The second approach is far superior for availability management. I’ll argue the case below.

The case for prioritizing path availability

From an availability management perspective, there are multiple reasons for prioritizing path availability over service availability.

Path availability is a more direct reflection of the actual business concern. Theo Schlossnagle shares an instructive story in his book Scalable Internet Architectures. Early in his sysadmin career, his client’s system had an unplanned outage, and Schlossnagle traced the cause to a stuck cron job. I’ll let him take it from here:

I explained to the client that we monitor disk space, disk performance metrics, Oracle availability and performance, and a billion other things, but we weren’t monitoring cron. He told me something extremely valuable that I have never forgotten: “I don’t care if cron is running. I don’t care if the disks are full or if Oracle has crashed. I don’t care if the @#$% machine is on fire. All that matters is that my business is running.” (p. 27)

Though I first read this passage ten years ago, I’ve never forgotten it either. Always know whether the business is running.

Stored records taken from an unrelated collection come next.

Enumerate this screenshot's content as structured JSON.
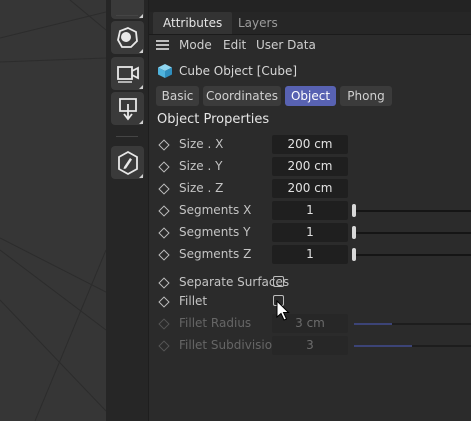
{
  "panel": {
    "tabs": [
      {
        "label": "Attributes",
        "active": true
      },
      {
        "label": "Layers",
        "active": false
      }
    ],
    "menu": [
      "Mode",
      "Edit",
      "User Data"
    ],
    "object_title": "Cube Object [Cube]",
    "subtabs": [
      {
        "label": "Basic",
        "active": false
      },
      {
        "label": "Coordinates",
        "active": false
      },
      {
        "label": "Object",
        "active": true
      },
      {
        "label": "Phong",
        "active": false
      }
    ],
    "section_title": "Object Properties",
    "props": {
      "size_x": {
        "label": "Size . X",
        "value": "200 cm"
      },
      "size_y": {
        "label": "Size . Y",
        "value": "200 cm"
      },
      "size_z": {
        "label": "Size . Z",
        "value": "200 cm"
      },
      "seg_x": {
        "label": "Segments X",
        "value": "1"
      },
      "seg_y": {
        "label": "Segments Y",
        "value": "1"
      },
      "seg_z": {
        "label": "Segments Z",
        "value": "1"
      },
      "separate_surfaces": {
        "label": "Separate Surfaces",
        "checked": false
      },
      "fillet": {
        "label": "Fillet",
        "checked": false
      },
      "fillet_radius": {
        "label": "Fillet Radius",
        "value": "3 cm",
        "enabled": false
      },
      "fillet_subdivision": {
        "label": "Fillet Subdivision",
        "value": "3",
        "enabled": false
      }
    }
  },
  "toolbar": {
    "icons": [
      "selection-tool-icon",
      "plane-subdivision-icon",
      "camera-icon",
      "floor-icon",
      "edit-object-icon"
    ]
  },
  "colors": {
    "accent": "#5862b2",
    "panel_bg": "#2b2b2b",
    "field_bg": "#1f1f1f"
  }
}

Managing to path availability makes it easier to understand where to make the resiliency investments. Nowadays it’s fairly well understood that we can use architecture and design tricks (usually redundancy) to create highly available services on top of commodity infrastructure with commodity-level reliability. We can similarly create a highly available sales path on top of services that are in some cases less highly available, using caching, retries and other techniques. It’s more cost-effective to monitor path availability and make service-level resiliency investments when they’re actually necessary, as opposed to requiring that every service on the path must meet some common availability threshold.

It’s easier to manage to path availability. You can monitor path availability without having to chase down all the individual services. There are different ways to do it, but they’re generally ways of measuring the expected business result, rather than trying to infer it from the bottom-up.

Indeed in general the inference isn’t even possible. If you have a bunch of services each of which has 99.9% availability, they won’t usually all fail simultaneously. So there’s a good chance your path availability number is lower. Or not, as I explained above in the discussion around highly available paths on top of somewhat less resilient services.

Bottom line is to care about path availability and measure it directly.

But care about service availability too

To clarify, I’m in no way dismissing the importance of monitoring individual service availability. Of course you want to do that:

  • If the site is down, you need to know why.
  • If the path isn’t hitting its availability target, you need visibility into where to make the fix.
  • Individual services generally have their own availability-related service level objectives that allow them to do their part in ensuring the overall path availability.
  • Service unavailability, especially early in the path, can be a leading indicator for overall path unavailability.

So keep monitoring individual services. But do so with the larger context in mind.